Gabe Harris (right) plays African drums with his group, Rhythm Village.

Once again, the Jewish Community High School of the Bay is holding its “Stump the Wolves” Israel-themed trivia contest for teens. The “Wolves” in this case are nearly 30 students from JCHS, whose sports teams are nicknamed the Wolves. Teams of any age can try to “Stump the Wolves” and win group prizes.

Another popular activity is watching the student acrobats perform. The acrobats, from the San Francisco Circus School, will do routines employing hoops, gymnastics and tumbling.

The West African drum circles — which in the past have inspired many an impromptu dance party at Israel in the Gardens — are coming back to the Kids Zone courtesy of Rhythm Village, a local ensemble.
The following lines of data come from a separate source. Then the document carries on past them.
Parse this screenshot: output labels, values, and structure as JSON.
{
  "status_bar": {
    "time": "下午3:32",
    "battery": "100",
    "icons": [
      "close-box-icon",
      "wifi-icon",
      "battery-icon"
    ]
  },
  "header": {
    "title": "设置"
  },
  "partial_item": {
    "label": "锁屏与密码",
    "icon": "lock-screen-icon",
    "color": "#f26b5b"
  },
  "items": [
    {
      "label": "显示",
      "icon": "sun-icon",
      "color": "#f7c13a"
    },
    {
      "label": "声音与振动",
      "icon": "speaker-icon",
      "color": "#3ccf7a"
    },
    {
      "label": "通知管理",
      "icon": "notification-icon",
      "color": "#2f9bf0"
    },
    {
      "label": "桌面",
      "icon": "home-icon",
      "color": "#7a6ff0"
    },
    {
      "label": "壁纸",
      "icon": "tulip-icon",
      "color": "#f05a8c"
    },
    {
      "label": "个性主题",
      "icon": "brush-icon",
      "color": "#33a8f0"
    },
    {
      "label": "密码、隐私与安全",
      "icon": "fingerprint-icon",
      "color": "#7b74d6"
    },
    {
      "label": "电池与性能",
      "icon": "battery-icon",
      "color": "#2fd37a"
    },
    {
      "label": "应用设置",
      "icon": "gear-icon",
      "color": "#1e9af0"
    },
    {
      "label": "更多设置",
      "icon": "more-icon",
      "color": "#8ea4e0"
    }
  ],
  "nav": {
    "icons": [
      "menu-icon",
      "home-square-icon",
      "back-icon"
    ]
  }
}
Founder Gabe Harris of Fairfax will lead the noisy drumming workshops and African dance activities throughout the day.

Harris formed Rhythm Village in 2001 after returning home from a trip to Africa. “I have a passion for African music and culture,” he explains. “I saw my friends there using drums to inspire people and help them move through their inhibitions.”

Budding drummers have fun in the Kids Zone at last year’s Israel in the Gardens. photo/josh yoches/be’chol lashon

Harris said he was impressed by the enthusiastic responses he got from both children and adults during drum workshops at last year’s Israel in the Gardens. For young children, he brought a series of plastic bucket drums meant to imitate the traditional dunun drum when hit with sticks. For the older crowd he brought goblet-shaped West African djembe hand drums, which make a heartier sound.

This year he’ll bring along the plastic buckets, djembes and a more melodic drum called the balafon, which is similar to the xylophone.

Harris is not Jewish, but his wife is, so they celebrate holidays together with their 6-year-old Jasmine.

“One thing that really impresses me about Judaism is that it is so founded in community,” he says. “I found that sense of community among my drummer friends. But it is a different kind of bond than what you find in Judaism, which has tied people together for centuries.”

Be’chol Lashon is an S.F.-based nonprofit for ethnically and racially diverse Jews and their families. The organization promotes studying Hebrew, celebrating the holidays, reading Bible stories and learning about Israel, all within the context of what it means to be Jews of color.